Com a aceleração do uso da tecnologia nas salas de aula, principalmente por conta da pandemia, discutir cultura digital se tornou urgente para educadores e instituições de ensino. Já passamos da fase das aulas remotas, com os professores diante de câmeras e alunos do outro lado da tela, passivos e entediados com o conteúdo. Hoje, o ensino encara o desafio proposto pela modalidade híbrida e o que era quase que totalmente analógico há alguns anos, agora conversa com diversas modalidades digitais com um objetivo apenas: capturar a atenção dos jovens e fazer eles perceberem que as ferramentas que já dominam e usam para a diversão, podem fazer toda a diferença na hora de traçar o futuro. E a escola, tem todo o potencial de orientar o bom uso da tecnologia e de formar cidadãos digitalmente responsáveis.

Para Celso Hartmann, diretor executivo dos colégios do Grupo Positivo, a tecnologia precisa apoiar o estudo e o professor e não apenas em aulas remotas ou no ensino híbrido, mas sobretudo dentro do ensino presencial. “Os jovens estudantes têm a tecnologia como padrão em suas vidas atualmente. Para eles, redes sociais, gadgets, comunicação on-line e em tempo real são lugares comuns.
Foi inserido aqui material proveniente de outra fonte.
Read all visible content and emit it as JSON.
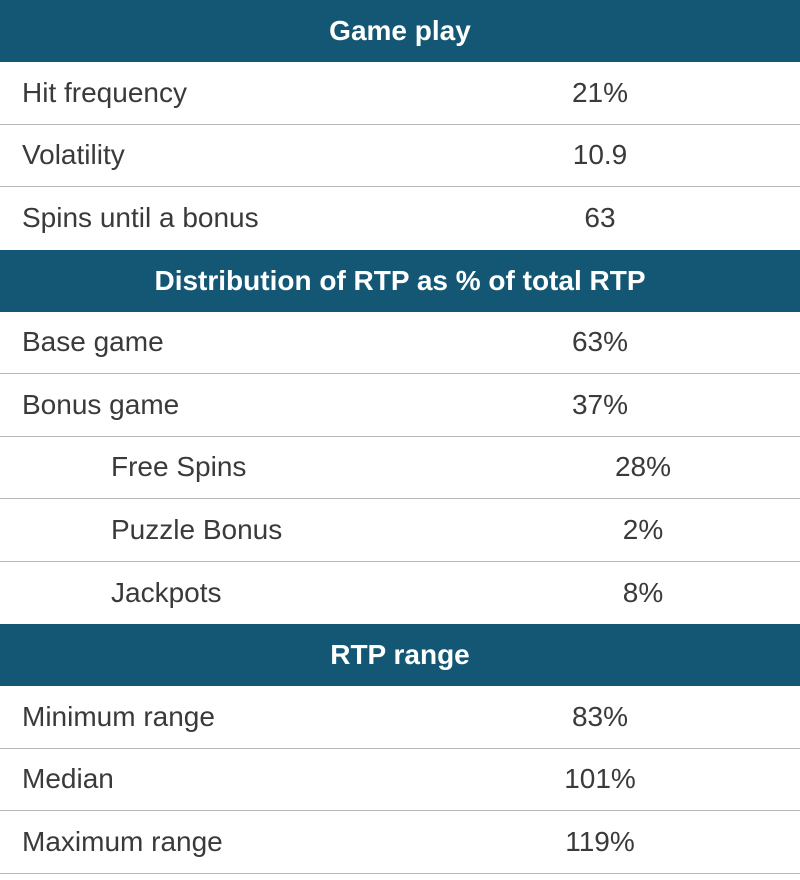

A escola precisa agir como ente educador, direcionando o melhor uso das mesmas e, principalmente, mostrando que a tecnologia existe para uso acadêmico e de trabalho, não apenas para diversão”, diz.

Para Celso Hartmann, a tecnologia precisa ajudar os alunos também ao presencial
Para Celso Hartmann, a tecnologia precisa ajudar os alunos também ao presencial | Foto: Divulgação

É preciso que os estudantes entendam que a tecnologia tem um lado árido que vai marcar presença na futura vida de adulto, quando eles terão que fazer planilhas, uma apresentação profissional ou formatar um documento acadêmico. “As escolas precisam apoiar os alunos neste uso mais profissional da tecnologia, e isso pode ser feito no dia a dia, durante as aulas. A aula de matemática pode ser sobre planejamento financeiro e utilizar uma planilha para apoio. Na aula de língua portuguesa, a tecnologia pode ensinar a produção de um trabalho de pesquisa escolar dentro das normas da ABNT, usando um editor de texto”, explica.
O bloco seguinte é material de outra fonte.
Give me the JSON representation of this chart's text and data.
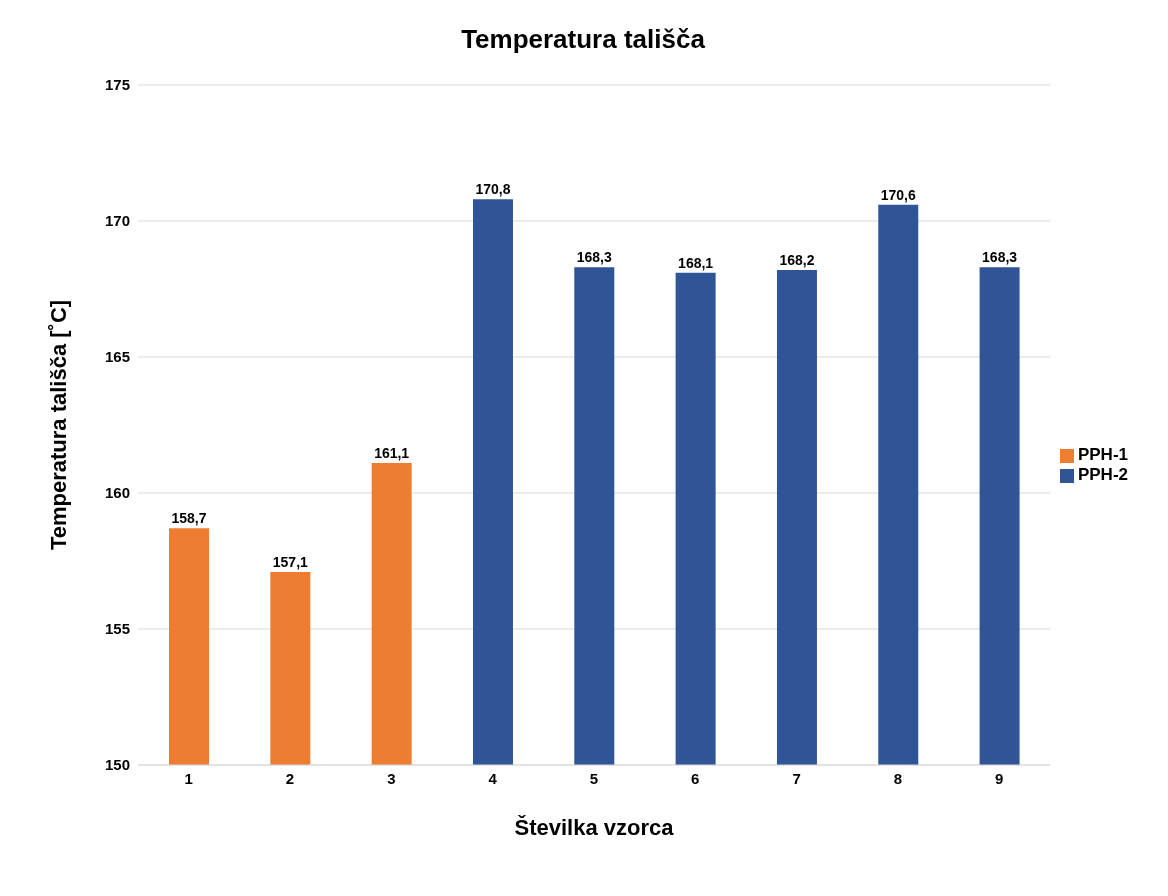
{
  "chart_data": {
    "type": "bar",
    "title": "Temperatura tališča",
    "xlabel": "Številka vzorca",
    "ylabel": "Temperatura tališča [˚C]",
    "categories": [
      "1",
      "2",
      "3",
      "4",
      "5",
      "6",
      "7",
      "8",
      "9"
    ],
    "series": [
      {
        "name": "PPH-1",
        "color": "#ed7d31",
        "values": [
          158.7,
          157.1,
          161.1,
          null,
          null,
          null,
          null,
          null,
          null
        ],
        "value_labels": [
          "158,7",
          "157,1",
          "161,1",
          null,
          null,
          null,
          null,
          null,
          null
        ]
      },
      {
        "name": "PPH-2",
        "color": "#2f5597",
        "values": [
          null,
          null,
          null,
          170.8,
          168.3,
          168.1,
          168.2,
          170.6,
          168.3
        ],
        "value_labels": [
          null,
          null,
          null,
          "170,8",
          "168,3",
          "168,1",
          "168,2",
          "170,6",
          "168,3"
        ]
      }
    ],
    "ylim": [
      150,
      175
    ],
    "yticks": [
      150,
      155,
      160,
      165,
      170,
      175
    ],
    "grid": "y",
    "legend": "right"
  }
}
Hartmann ainda defende uma nova forma de ensinar com o ensino híbrido, já uma realidade da vida escolar. “É preciso adotar conceitos como o de aula invertida, na qual o aluno precisa se esforçar, buscar informações e ir para a aula remota ou presencial onde ele será desafiado a falar sobre suas pesquisas, a realmente participar ativamente da aula. A tecnologia é o meio: o aluno pode usá-la para acessar repositórios de documentos, assistir vídeos ou aulas ao vivo, produzir vídeos e trabalhos em grupo, mas o que realmente o motivará é o conteúdo e o professor; o desafio de pesquisar um conteúdo novo, a tarefa de apresentar para os seus colegas seus trabalhos usando ferramentas variadas que estão no dia a dia destes adolescentes, como o TikTok”, afirma.
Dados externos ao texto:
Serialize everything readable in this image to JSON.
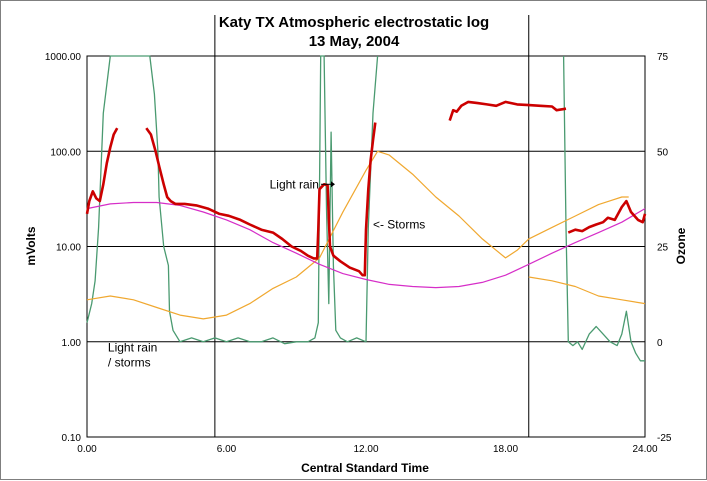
{
  "chart_data": {
    "type": "line",
    "title": "Katy TX Atmospheric electrostatic log",
    "subtitle": "13 May, 2004",
    "xlabel": "Central Standard Time",
    "ylabel_left": "mVolts",
    "ylabel_right": "Ozone",
    "xlim": [
      0,
      24
    ],
    "ylim_left": [
      0.1,
      1000
    ],
    "yscale_left": "log",
    "ylim_right": [
      -25,
      75
    ],
    "x_ticks": [
      "0.00",
      "6.00",
      "12.00",
      "18.00",
      "24.00"
    ],
    "y_ticks_left": [
      "1000.00",
      "100.00",
      "10.00",
      "1.00",
      "0.10"
    ],
    "y_ticks_right": [
      "75",
      "50",
      "25",
      "0",
      "-25"
    ],
    "grid": true,
    "vertical_markers": [
      5.5,
      19
    ],
    "series": [
      {
        "color": "#cc0000",
        "axis": "left",
        "segments": [
          [
            [
              0.0,
              22
            ],
            [
              0.1,
              30
            ],
            [
              0.25,
              38
            ],
            [
              0.4,
              32
            ],
            [
              0.55,
              30
            ],
            [
              0.7,
              45
            ],
            [
              0.85,
              75
            ],
            [
              1.0,
              110
            ],
            [
              1.15,
              150
            ],
            [
              1.3,
              175
            ]
          ],
          [
            [
              2.55,
              175
            ],
            [
              2.75,
              150
            ],
            [
              2.95,
              100
            ],
            [
              3.1,
              70
            ],
            [
              3.3,
              45
            ],
            [
              3.45,
              33
            ],
            [
              3.6,
              30
            ],
            [
              3.8,
              28
            ],
            [
              4.2,
              28
            ],
            [
              4.7,
              27
            ],
            [
              5.2,
              25
            ],
            [
              5.7,
              22
            ],
            [
              6.1,
              21
            ],
            [
              6.6,
              19
            ],
            [
              7.0,
              17
            ],
            [
              7.5,
              15
            ],
            [
              8.0,
              14
            ],
            [
              8.4,
              12
            ],
            [
              8.8,
              10
            ],
            [
              9.2,
              9
            ],
            [
              9.5,
              8
            ],
            [
              9.75,
              7.5
            ],
            [
              9.9,
              7.5
            ],
            [
              9.95,
              15
            ],
            [
              10.0,
              40
            ],
            [
              10.2,
              45
            ],
            [
              10.35,
              44
            ],
            [
              10.4,
              20
            ],
            [
              10.45,
              10
            ],
            [
              10.6,
              8
            ],
            [
              10.9,
              7
            ],
            [
              11.3,
              6
            ],
            [
              11.7,
              5.5
            ],
            [
              11.85,
              5
            ],
            [
              11.95,
              5
            ],
            [
              12.0,
              15
            ],
            [
              12.1,
              40
            ],
            [
              12.2,
              80
            ],
            [
              12.3,
              130
            ],
            [
              12.4,
              200
            ]
          ],
          [
            [
              15.6,
              210
            ],
            [
              15.75,
              270
            ],
            [
              15.9,
              260
            ],
            [
              16.1,
              300
            ],
            [
              16.4,
              330
            ],
            [
              16.8,
              320
            ],
            [
              17.2,
              310
            ],
            [
              17.6,
              300
            ],
            [
              18.0,
              330
            ],
            [
              18.5,
              310
            ],
            [
              19.0,
              305
            ],
            [
              19.5,
              300
            ],
            [
              20.0,
              295
            ],
            [
              20.2,
              270
            ],
            [
              20.6,
              280
            ]
          ],
          [
            [
              20.7,
              14
            ],
            [
              21.0,
              15
            ],
            [
              21.3,
              14.5
            ],
            [
              21.6,
              16
            ],
            [
              21.9,
              17
            ],
            [
              22.2,
              18
            ],
            [
              22.4,
              20
            ],
            [
              22.7,
              19
            ],
            [
              23.0,
              26
            ],
            [
              23.2,
              30
            ],
            [
              23.4,
              23
            ],
            [
              23.7,
              19
            ],
            [
              23.9,
              18
            ],
            [
              24.0,
              22
            ]
          ]
        ]
      },
      {
        "color": "#d62ec8",
        "axis": "left",
        "segments": [
          [
            [
              0.0,
              25
            ],
            [
              1.0,
              28
            ],
            [
              2.0,
              29
            ],
            [
              3.0,
              29
            ],
            [
              4.0,
              27
            ],
            [
              5.0,
              23
            ],
            [
              6.0,
              19
            ],
            [
              7.0,
              15
            ],
            [
              8.0,
              11
            ],
            [
              9.0,
              8.5
            ],
            [
              10.0,
              6.5
            ],
            [
              11.0,
              5.2
            ],
            [
              12.0,
              4.5
            ],
            [
              13.0,
              4.0
            ],
            [
              14.0,
              3.8
            ],
            [
              15.0,
              3.7
            ],
            [
              16.0,
              3.8
            ],
            [
              17.0,
              4.2
            ],
            [
              18.0,
              5.0
            ],
            [
              19.0,
              6.5
            ],
            [
              20.0,
              8.5
            ],
            [
              21.0,
              11
            ],
            [
              22.0,
              14
            ],
            [
              23.0,
              18
            ],
            [
              24.0,
              25
            ]
          ]
        ]
      },
      {
        "color": "#f0a830",
        "axis": "right",
        "segments": [
          [
            [
              0.0,
              11
            ],
            [
              1.0,
              12
            ],
            [
              2.0,
              11
            ],
            [
              3.0,
              9
            ],
            [
              4.0,
              7
            ],
            [
              5.0,
              6
            ],
            [
              6.0,
              7
            ],
            [
              7.0,
              10
            ],
            [
              8.0,
              14
            ],
            [
              9.0,
              17
            ],
            [
              10.0,
              22
            ],
            [
              11.0,
              34
            ],
            [
              12.0,
              45
            ],
            [
              12.5,
              50
            ],
            [
              13.0,
              49
            ],
            [
              14.0,
              44
            ],
            [
              15.0,
              38
            ],
            [
              16.0,
              33
            ],
            [
              17.0,
              27
            ],
            [
              18.0,
              22
            ],
            [
              18.5,
              24
            ],
            [
              19.0,
              27
            ],
            [
              20.0,
              30
            ],
            [
              21.0,
              33
            ],
            [
              22.0,
              36
            ],
            [
              22.5,
              37
            ],
            [
              23.0,
              38
            ],
            [
              23.3,
              38
            ]
          ],
          [
            [
              19.0,
              17
            ],
            [
              20.0,
              16
            ],
            [
              21.0,
              14.5
            ],
            [
              22.0,
              12
            ],
            [
              23.0,
              11
            ],
            [
              24.0,
              10
            ]
          ]
        ]
      },
      {
        "color": "#4a9a70",
        "axis": "right",
        "segments": [
          [
            [
              0.0,
              5
            ],
            [
              0.2,
              10
            ],
            [
              0.35,
              16
            ],
            [
              0.5,
              30
            ],
            [
              0.7,
              60
            ],
            [
              1.0,
              75
            ],
            [
              2.7,
              75
            ],
            [
              2.9,
              65
            ],
            [
              3.05,
              50
            ],
            [
              3.1,
              38
            ],
            [
              3.3,
              25
            ],
            [
              3.5,
              20
            ],
            [
              3.55,
              8
            ],
            [
              3.7,
              3
            ],
            [
              4.0,
              0
            ],
            [
              4.5,
              1
            ],
            [
              5.0,
              0
            ],
            [
              5.5,
              1
            ],
            [
              6.0,
              0
            ],
            [
              6.5,
              1
            ],
            [
              7.0,
              0
            ],
            [
              7.5,
              0
            ],
            [
              8.0,
              1
            ],
            [
              8.5,
              -0.5
            ],
            [
              9.0,
              0
            ],
            [
              9.5,
              0
            ],
            [
              9.8,
              1
            ],
            [
              9.95,
              5
            ],
            [
              10.0,
              40
            ],
            [
              10.05,
              75
            ],
            [
              10.2,
              75
            ],
            [
              10.3,
              35
            ],
            [
              10.4,
              10
            ],
            [
              10.5,
              55
            ],
            [
              10.6,
              20
            ],
            [
              10.7,
              3
            ],
            [
              10.9,
              1
            ],
            [
              11.2,
              0
            ],
            [
              11.6,
              1
            ],
            [
              12.0,
              0
            ],
            [
              12.1,
              30
            ],
            [
              12.3,
              60
            ],
            [
              12.5,
              75
            ]
          ],
          [
            [
              20.5,
              75
            ],
            [
              20.6,
              30
            ],
            [
              20.7,
              0
            ],
            [
              20.9,
              -1
            ],
            [
              21.1,
              0
            ],
            [
              21.3,
              -2
            ],
            [
              21.6,
              2
            ],
            [
              21.9,
              4
            ],
            [
              22.2,
              2
            ],
            [
              22.5,
              0
            ],
            [
              22.8,
              -1
            ],
            [
              23.0,
              2
            ],
            [
              23.2,
              8
            ],
            [
              23.4,
              0
            ],
            [
              23.6,
              -3
            ],
            [
              23.8,
              -5
            ],
            [
              24.0,
              -5
            ]
          ]
        ]
      }
    ],
    "annotations": [
      {
        "text": "Light rain",
        "x": 10.15,
        "y": 45,
        "axis": "left"
      },
      {
        "text": "<- Storms",
        "x": 12.3,
        "y": 17,
        "axis": "left"
      },
      {
        "text": "Light rain",
        "x": 0.9,
        "y": -1.5,
        "axis": "right"
      },
      {
        "text": "/ storms",
        "x": 0.9,
        "y": -5.5,
        "axis": "right"
      }
    ]
  }
}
Os colégios do grupo Positivo já vêm tratando a cultura digital para algo bem além dos livros digitalizados ou sites com exercícios. “Cultura digital é utilizar diversas ferramentas aliadas a novas metodologias, como a aula invertida e a gamificação, tudo isso de forma absolutamente integrada ao projeto pedagógico”, diz o diretor. Isso também passa pela questão da segurança. “Dentro das nossas aulas de formação humana trabalhamos o uso responsável e seguro de tecnologia, desde como devemos nos portar em redes sociais de forma a preservar nossa imagem e segurança, até a como se proteger de ameaças como golpes usando ferramentas digitais, vírus e phishing”, comenta.

Na opinião de Hartmann, uma educação analógica em um mundo digital é contraproducente. “A escola é parte da sociedade, e precisa estar atenta para, efetivamente, se integrar a essa, formando cidadãos éticos, úteis e produtivos, que estejam atentos aos problemas cotidianos e que possam, com a força do conhecimento, apresentar soluções para os mesmos. Sabemos que grande parte do trabalho hoje é digital ou ocorre por meios digitais. A escola precisa preparar os alunos para o uso efetivo de ferramentas digitais no seus dia a dia, e uma das melhores formas de se fazer isso é inserindo o uso dessas ferramentas no seu projeto pedagógico, no cotidiano da sala de aula”, comenta.

Os docentes também passam por essa revolução e contam com o apoio das instituições de ensino para acompanharem o ritmo das mudanças e dos próprios alunos. “Possuímos um Centro Pedagógico que produz cursos que são disponibilizados para todos os nossos professores e ministrados via plataforma on-line, de forma assíncrona e síncrona. Esses cursos vão de conteúdos muito simples e técnicos do tipo ‘Como utilizar melhor a câmera fotográfica do seu celular’ até metodologias inovadoras de ensino de matemática para crianças. Uma escola precisa querer evoluir, querer aprender. Seus professores, da mesma forma, precisam entender que o mundo mudou e que faz parte do trabalho de um educador se manter atualizado”, completa Hartmann.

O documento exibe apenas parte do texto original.